Before a couple of weeks ago, the young students at All Hallows Elementary in North River would keep one eye on the clock above the classroom doorway and the other on the playground outside.
They would eagerly await the time when the bell would ring and they would be released from their classes, free to once again run wild and free amongst the playground equipment.
The equipment may not have been in the best of shape, but the seats on the swings were brand new, having been provided by the school council, and anything could serve as an outlet for their energy.
Now, all that exist are swings without seats and the ghosts of recess' past. A teeter-totter and the swingset had to be removed from the site.
The Eastern School Board has condemned the playground at All Hallows. A ruling that was laid down at a June 6 school council meeting.
"The safety of our students is a priority of the Eastern School District," the board said in a statement sent to The Compass.
Colleen Petten is the president of the All Hallows school council. She said the playground has been an ongoing issue for the last year.
"We weren't happy with the playground beforehand," said Petten.
Children at the school had been using the playground despite it not being in the best of conditions.

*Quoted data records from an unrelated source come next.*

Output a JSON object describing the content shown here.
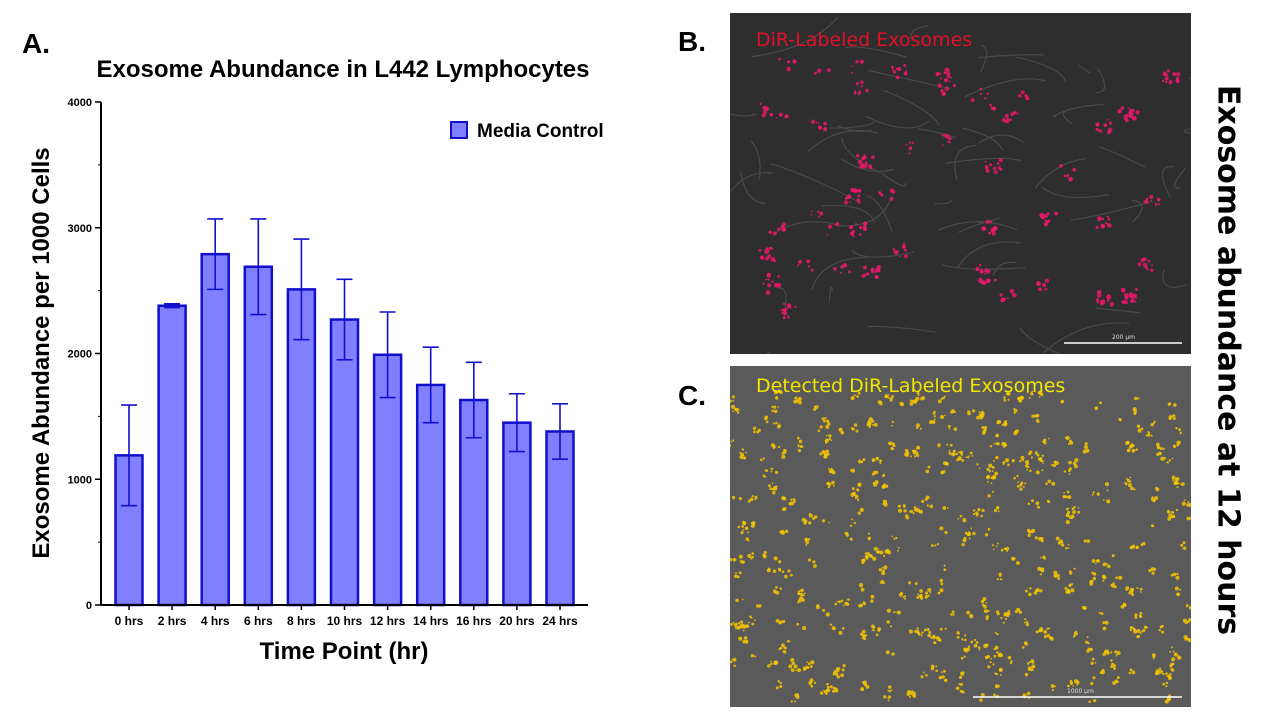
{
  "panels": {
    "a_label": "A.",
    "b_label": "B.",
    "c_label": "C."
  },
  "side_title": "Exosome abundance at 12 hours",
  "image_b": {
    "caption": "DiR-Labeled Exosomes",
    "caption_color": "#e0102a",
    "scale_bar_label": "200 µm"
  },
  "image_c": {
    "caption": "Detected DiR-Labeled Exosomes",
    "caption_color": "#f2e600",
    "scale_bar_label": "1000 µm"
  },
  "chart_data": {
    "type": "bar",
    "title": "Exosome Abundance in L442 Lymphocytes",
    "xlabel": "Time Point (hr)",
    "ylabel": "Exosome Abundance per 1000 Cells",
    "ylim": [
      0,
      4000
    ],
    "yticks": [
      "0",
      "1000",
      "2000",
      "3000",
      "4000"
    ],
    "grid": false,
    "legend_position": "top-right",
    "categories": [
      "0 hrs",
      "2 hrs",
      "4 hrs",
      "6 hrs",
      "8 hrs",
      "10 hrs",
      "12 hrs",
      "14 hrs",
      "16 hrs",
      "20 hrs",
      "24 hrs"
    ],
    "series": [
      {
        "name": "Media Control",
        "color": "#8080ff",
        "edge_color": "#1010cc",
        "values": [
          1190,
          2380,
          2790,
          2690,
          2510,
          2270,
          1990,
          1750,
          1630,
          1450,
          1380
        ],
        "error": [
          400,
          15,
          280,
          380,
          400,
          320,
          340,
          300,
          300,
          230,
          220
        ]
      }
    ]
  }
}
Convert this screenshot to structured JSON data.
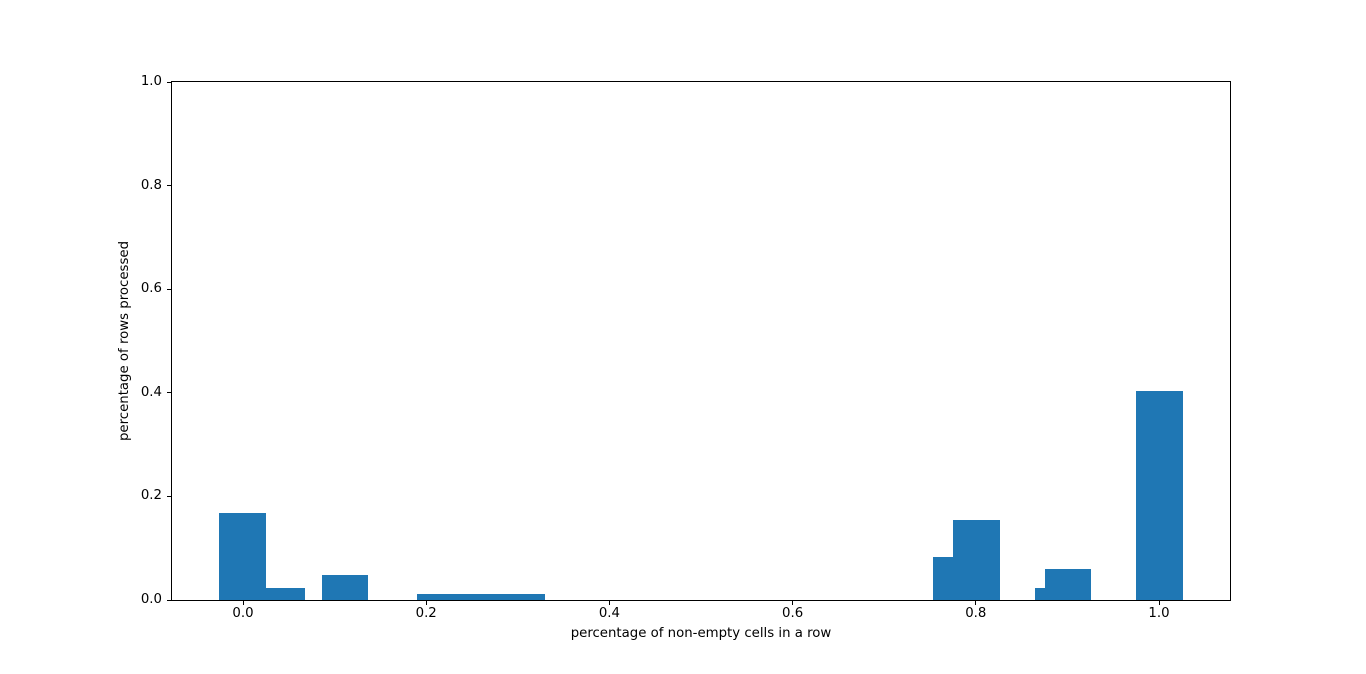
{
  "figure": {
    "background_color": "#ffffff",
    "axes_edge_color": "#000000",
    "text_color": "#000000"
  },
  "chart_data": {
    "type": "bar",
    "title": "",
    "xlabel": "percentage of non-empty cells in a row",
    "ylabel": "percentage of rows processed",
    "xlim": [
      -0.0775,
      1.0775
    ],
    "ylim": [
      0,
      1
    ],
    "grid": false,
    "legend_position": "none",
    "bar_color": "#1f77b4",
    "x_ticks": [
      0.0,
      0.2,
      0.4,
      0.6,
      0.8,
      1.0
    ],
    "x_tick_labels": [
      "0.0",
      "0.2",
      "0.4",
      "0.6",
      "0.8",
      "1.0"
    ],
    "y_ticks": [
      0.0,
      0.2,
      0.4,
      0.6,
      0.8,
      1.0
    ],
    "y_tick_labels": [
      "0.0",
      "0.2",
      "0.4",
      "0.6",
      "0.8",
      "1.0"
    ],
    "bars": [
      {
        "x_left": -0.026,
        "x_right": 0.025,
        "height": 0.168
      },
      {
        "x_left": 0.025,
        "x_right": 0.068,
        "height": 0.023
      },
      {
        "x_left": 0.086,
        "x_right": 0.137,
        "height": 0.049
      },
      {
        "x_left": 0.19,
        "x_right": 0.33,
        "height": 0.012
      },
      {
        "x_left": 0.753,
        "x_right": 0.775,
        "height": 0.083
      },
      {
        "x_left": 0.775,
        "x_right": 0.826,
        "height": 0.154
      },
      {
        "x_left": 0.865,
        "x_right": 0.876,
        "height": 0.023
      },
      {
        "x_left": 0.876,
        "x_right": 0.926,
        "height": 0.059
      },
      {
        "x_left": 0.975,
        "x_right": 1.026,
        "height": 0.404
      }
    ]
  }
}
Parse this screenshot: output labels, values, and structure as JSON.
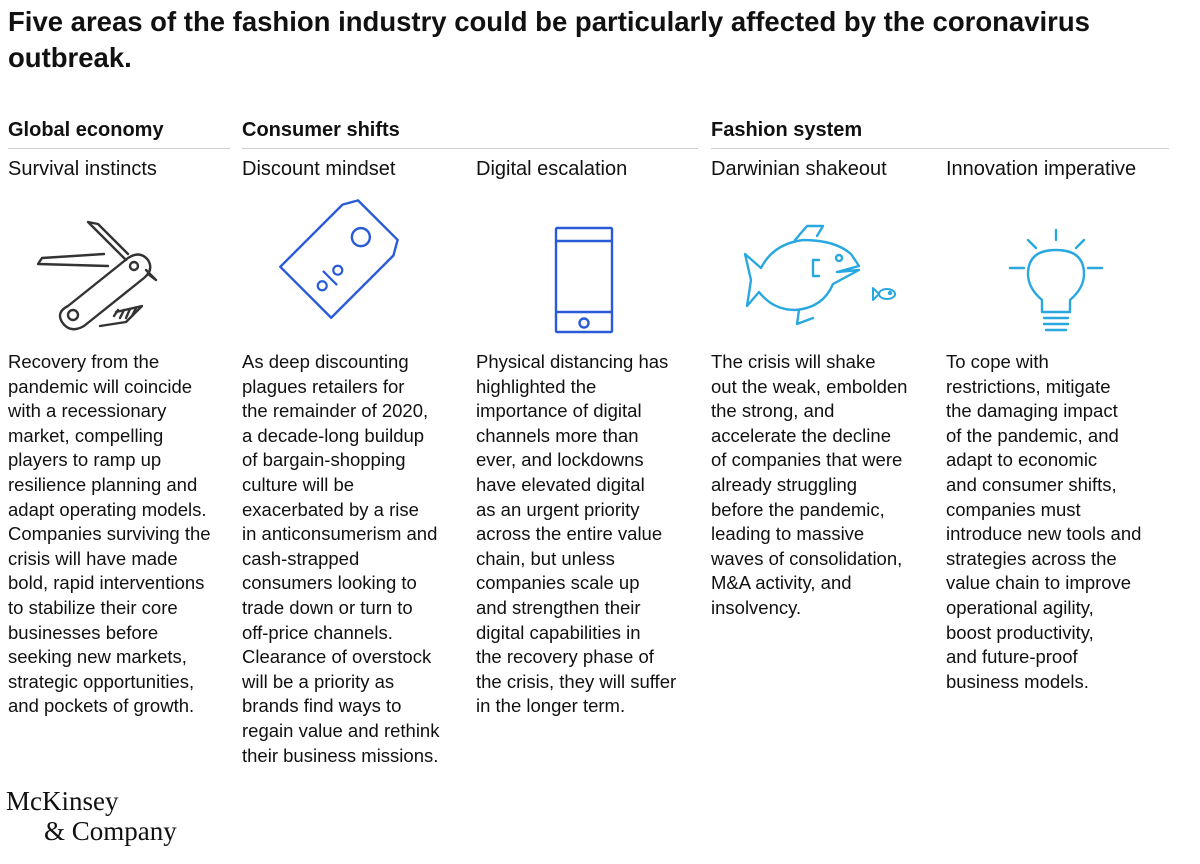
{
  "title": "Five areas of the fashion industry could be particularly affected by the coronavirus outbreak.",
  "groups": [
    {
      "label": "Global economy"
    },
    {
      "label": "Consumer shifts"
    },
    {
      "label": "Fashion system"
    }
  ],
  "columns": [
    {
      "title": "Survival instincts",
      "icon": "pocket-knife-icon",
      "text": "Recovery from the\npandemic will coincide\nwith a recessionary\nmarket, compelling\nplayers to ramp up\nresilience planning and\nadapt operating models.\nCompanies surviving the\ncrisis will have made\nbold, rapid interventions\nto stabilize their core\nbusinesses before\nseeking new markets,\nstrategic opportunities,\nand pockets of growth."
    },
    {
      "title": "Discount mindset",
      "icon": "discount-tag-icon",
      "text": "As deep discounting\nplagues retailers for\nthe remainder of 2020,\na decade-long buildup\nof bargain-shopping\nculture will be\nexacerbated by a rise\nin anticonsumerism and\ncash-strapped\nconsumers looking to\ntrade down or turn to\noff-price channels.\nClearance of overstock\nwill be a priority as\nbrands find ways to\nregain value and rethink\ntheir business missions."
    },
    {
      "title": "Digital escalation",
      "icon": "smartphone-icon",
      "text": "Physical distancing has\nhighlighted the\nimportance of digital\nchannels more than\never, and lockdowns\nhave elevated digital\nas an urgent priority\nacross the entire value\nchain, but unless\ncompanies scale up\nand strengthen their\ndigital capabilities in\nthe recovery phase of\nthe crisis, they will suffer\nin the longer term."
    },
    {
      "title": "Darwinian shakeout",
      "icon": "big-fish-small-fish-icon",
      "text": "The crisis will shake\nout the weak, embolden\nthe strong, and\naccelerate the decline\nof companies that were\nalready struggling\nbefore the pandemic,\nleading to massive\nwaves of consolidation,\nM&A activity, and\ninsolvency."
    },
    {
      "title": "Innovation imperative",
      "icon": "light-bulb-icon",
      "text": "To cope with\nrestrictions, mitigate\nthe damaging impact\nof the pandemic, and\nadapt to economic\nand consumer shifts,\ncompanies must\nintroduce new tools and\nstrategies across the\nvalue chain to improve\noperational agility,\nboost productivity,\nand future-proof\nbusiness models."
    }
  ],
  "logo": {
    "line1": "McKinsey",
    "line2": "& Company"
  },
  "colors": {
    "icon_blue": "#2a5bd7",
    "icon_gray": "#333333",
    "icon_cyan": "#29a8e0",
    "rule": "#cfcfcf"
  }
}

"It really wasn't good to begin with," said Petten, whose daughter Maya is in Grade 4.
When the written decision came from the school board, she said she found it "disturbing as a parent."
"No reason the kids can't have a playground," said Petten. "It doesn't seem right. This isn't a have-not area."
With healthy living getting a push in schools over the last couple of years, a playground is the last thing you'd think would get the axe.
For All Hallows, the over 400 students now have limited options when it comes to outside activity.
It's either the ball field that lies adjacent to the school or the parking lot, according to Petten.
"Who wants their kid playing on the parking lot?" she said.
Parents not happy
Petten said the parents at All Hallows are not happy with the decision to close the playground.
The playground was not ideal, but it was something.
Petten's daughter has two more years left at the school and she is dedicated to making sure that there is a new playground in place before Maya moves onto Amalgamated Academy.
Who is paying?
The school board does not directly fund the replacement of playgrounds and physical education equipment, according to the prepared statement.
But, it does not discourage other means.
"Upgrades to the playground could certainly be undertaken by the school community or through an outside organization," it said.
Petten said the council has taken aim at fundraising the money for a new facility, but it is "no small purchase."
She said the group has not yet approached the school board about its plans to possibly fund a new playground.